Established by the Department of Foreign Affairs and Trade in 2014, the New Columbo Plan encourages a two-way flow of students between Australia and the rest of the Indo-Pacific region, and today supports students to study and undertake internships in 40 locations from Malaysia in the west to Mongolia in the north, and the Cook Islands in the east.
Next year Brianna will travel to Singapore, and Daniella Deary to Fiji, to further their studies and careers.
Having recently finished a double degree in Law and Criminology, Brianna will complete Honours in Criminology at the National University of Singapore where she will analyse the sociocultural influences on the rate of crime in Singapore and Australia before completing an internship with the Singapore Police Force.
“I chose Singapore because of their low rate of crime and the way they have achieved this in such a multicultural and young country,” Brianna said.
“Similar in many ways to Australia, I wanted to better understand how each country has developed their approaches to crime prevention and justice.”
Brianna said the scholarship would allow her to undertake research into the culture of Singapore while also experiencing it for herself.
“It is an amazing opportunity to work with different experts overseas and establish connections in the field I am interested in,” she said.
“I have always wanted to work in either international law or crime prevention, and I have also always wanted to live overseas and learn another language, an experience the scholarship also provides.”
Next year she will study Environmental Science and Marine Science at the University of the South Pacific in Fiji and plans on undertaking a mentorship with a research scientist on campus followed by an internship.
Daniella said she chose to study in Fiji because it contains a wealth of biodiversity, from coral reefs to forests but is heavily threatened by climate change.
“I think it would be an incredible opportunity to study marine biology on an island as well as learn about the effects of climate change and how Pacific regions are managing it,” she said.
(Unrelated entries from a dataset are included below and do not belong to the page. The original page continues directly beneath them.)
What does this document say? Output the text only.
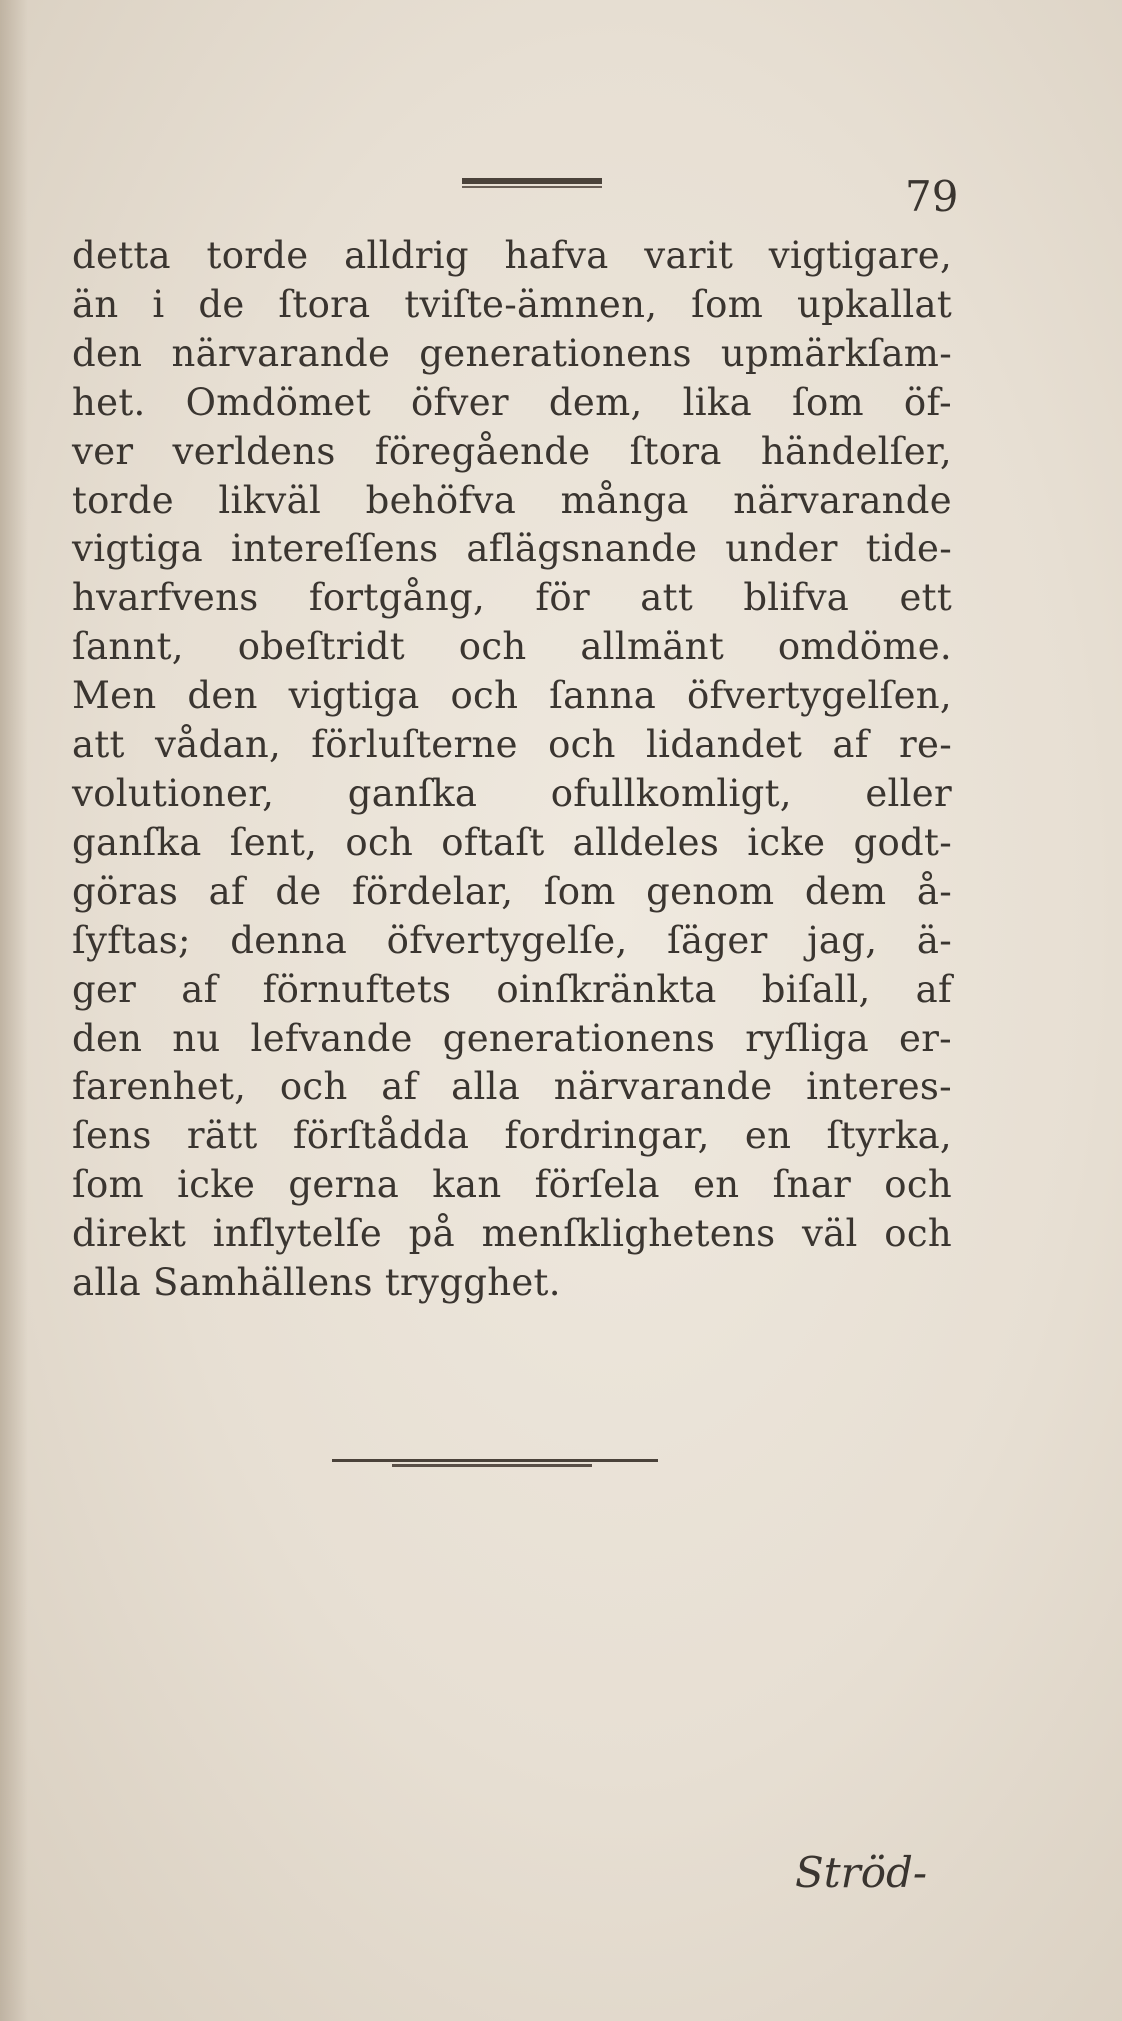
79
detta torde alldrig hafva varit vigtigare,
än i de ſtora tviſte-ämnen, ſom upkallat
den närvarande generationens upmärkſam-
het. Omdömet öfver dem, lika ſom öf-
ver verldens föregående ſtora händelſer,
torde likväl behöfva många närvarande
vigtiga intereſſens aflägsnande under tide-
hvarfvens fortgång, för att blifva ett
ſannt, obeſtridt och allmänt omdöme.
Men den vigtiga och ſanna öfvertygelſen,
att vådan, förluſterne och lidandet af re-
volutioner, ganſka ofullkomligt, eller
ganſka ſent, och oftaſt alldeles icke godt-
göras af de fördelar, ſom genom dem å-
ſyftas; denna öfvertygelſe, ſäger jag, ä-
ger af förnuftets oinſkränkta biſall, af
den nu lefvande generationens ryſliga er-
farenhet, och af alla närvarande interes-
ſens rätt förſtådda fordringar, en ſtyrka,
ſom icke gerna kan förſela en ſnar och
direkt inflytelſe på menſklighetens väl och
alla Samhällens trygghet.
Ströd-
“I hope to gain a different insight to the issues and challenges faced in other countries compared to Australia and learn more about Australia’s relationships with regions in the Indo-Pacific.
“I also hope to create ongoing networks or connections between Australian and Fijian institutions in the field.”
Acting Manager of Murdoch’s International Relations and Programs, Serena Baptist, said the scholarship program, one of Australia’s most prestigious, provides a significant opportunity to undergraduate students in Australia.
“The New Colombo Plan aims to lift knowledge in Australia of the Indo-Pacific region by supporting students to not only study, but undertake language training and internships,” she said.
“The ever-growing alumni network also offers scholars the opportunity to continue to develop their knowledge of and professional links with the Indo-Pacific region.
“I thoroughly enjoy supporting these students who are driven and inspired to make change and to continue their learning journey outside the bounds of their Murdoch degree.”
Following a rigorous selection process,150 Australian scholars will live, study and intern across 24 host locations in 2023.
“I think the scholarship will open up so many opportunities in my career, enrich my learning experience and widen my network of friends and colleagues,” Daniella said.
Brianna said finding out she had received the scholarship was surreal, particularly since she is due to depart next month.
“I cannot wait to begin, I think it will help me to learn a lot about myself, not just about the career I might want to pursue upon my return," she said.
"It will no doubt be a very challenging but rewarding experience."